Baca juga: BRIN terus berupaya tingkatkan PDB di sektor maritim
"Semua kasus ini menampilkan gejala serupa, yaitu ruang hidup masyarakat pesisir direbut oleh kekuatan yang lebih besar dan kerap kali dibenarkan melalui kebijakan negara," ujarnya.
Sementara Antropolog Maritim BRIN Dedi S. Adhuri menjelaskan peluncuran buku ini memiliki relevansi yang sangat kuat, khususnya di tengah maraknya praktik marine grabbing di Indonesia, yang dinilai meminggirkan hak-hak masyarakat pesisir.
"Buku ini memberikan rekomendasi bahkan desakan kepada pemerintah Indonesia untuk menyediakan skema perlindungan hak masyarakat pesisir, sebagaimana yang dimandatkan oleh Konstitusi Republik Indonesia, UUD 1945," ujar Dedi yang juga penyunting buku tersebut.
Baca juga: BRIN terima 500 sampel riset maritim dari Tim Mission Indonesia 2024
Adapun Direktur Indonesia Operation Samdhana Institute, Martua Sirait mengatakan buku tersebut mengungkap masalah struktural yang lebih besar, terutama mengenai nasib suku nomad/semi nomad laut yang masih belum mendapatkan kepastian masa depan dan cara hidupnya.

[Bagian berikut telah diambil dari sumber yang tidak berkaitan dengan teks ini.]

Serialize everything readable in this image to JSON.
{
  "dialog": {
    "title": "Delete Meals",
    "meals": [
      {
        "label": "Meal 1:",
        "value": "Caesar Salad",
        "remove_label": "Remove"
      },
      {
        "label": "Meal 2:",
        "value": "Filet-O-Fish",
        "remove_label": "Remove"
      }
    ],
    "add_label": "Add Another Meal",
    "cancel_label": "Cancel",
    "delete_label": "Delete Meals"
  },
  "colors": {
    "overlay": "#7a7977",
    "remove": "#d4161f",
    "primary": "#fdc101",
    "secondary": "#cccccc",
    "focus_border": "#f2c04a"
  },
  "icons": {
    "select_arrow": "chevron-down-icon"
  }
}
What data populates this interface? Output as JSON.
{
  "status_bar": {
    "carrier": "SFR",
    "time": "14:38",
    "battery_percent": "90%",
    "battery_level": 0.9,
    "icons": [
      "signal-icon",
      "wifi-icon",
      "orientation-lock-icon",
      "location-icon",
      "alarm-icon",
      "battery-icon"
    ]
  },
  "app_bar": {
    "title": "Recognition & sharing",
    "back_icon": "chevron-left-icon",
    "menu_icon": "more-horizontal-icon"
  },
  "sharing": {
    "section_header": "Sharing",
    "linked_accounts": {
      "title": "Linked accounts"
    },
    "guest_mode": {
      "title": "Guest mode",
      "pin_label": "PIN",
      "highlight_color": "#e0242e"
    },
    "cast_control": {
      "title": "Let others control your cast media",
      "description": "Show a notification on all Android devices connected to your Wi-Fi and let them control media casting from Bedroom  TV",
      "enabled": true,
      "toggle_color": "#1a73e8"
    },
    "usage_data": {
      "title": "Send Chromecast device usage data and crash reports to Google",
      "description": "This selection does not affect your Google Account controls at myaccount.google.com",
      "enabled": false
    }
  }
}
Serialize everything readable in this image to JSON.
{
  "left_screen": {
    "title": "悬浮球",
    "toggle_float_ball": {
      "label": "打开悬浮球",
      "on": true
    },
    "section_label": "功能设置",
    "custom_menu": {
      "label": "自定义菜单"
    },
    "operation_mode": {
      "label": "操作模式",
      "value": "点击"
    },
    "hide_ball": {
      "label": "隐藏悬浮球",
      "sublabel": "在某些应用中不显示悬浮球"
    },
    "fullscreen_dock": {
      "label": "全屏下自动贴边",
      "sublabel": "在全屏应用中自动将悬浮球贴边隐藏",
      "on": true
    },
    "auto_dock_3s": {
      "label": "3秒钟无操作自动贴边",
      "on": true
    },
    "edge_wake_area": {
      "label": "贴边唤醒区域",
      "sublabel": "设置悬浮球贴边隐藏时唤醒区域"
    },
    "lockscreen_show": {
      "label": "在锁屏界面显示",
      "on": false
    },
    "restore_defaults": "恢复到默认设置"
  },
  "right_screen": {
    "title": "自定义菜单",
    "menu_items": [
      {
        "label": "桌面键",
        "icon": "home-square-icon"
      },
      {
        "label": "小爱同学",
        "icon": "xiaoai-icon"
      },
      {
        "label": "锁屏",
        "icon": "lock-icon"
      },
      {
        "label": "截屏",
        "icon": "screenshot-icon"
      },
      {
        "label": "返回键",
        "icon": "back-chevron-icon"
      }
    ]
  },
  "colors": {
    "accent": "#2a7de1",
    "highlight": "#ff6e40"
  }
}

Menurutnya, hal ini baik dalam regulasi yang mendukung keberlangsungan hidupnya, pengakuan atas jelajahnya secara hukum, dan perlindungan masa depan dengan cara penghidupannya.
Melalui peluncuran buku ini, Martua Sirait menekankan para akademisi dan ahli hukum serta penggiat lainnya memanggil untuk turut membantu mencarikan cara baru atau terobosan hukum untuk melindungi komunitas pesisir laut dengan segala kearifan budayanya, dengan tetap mendapatkan perlindungan negara.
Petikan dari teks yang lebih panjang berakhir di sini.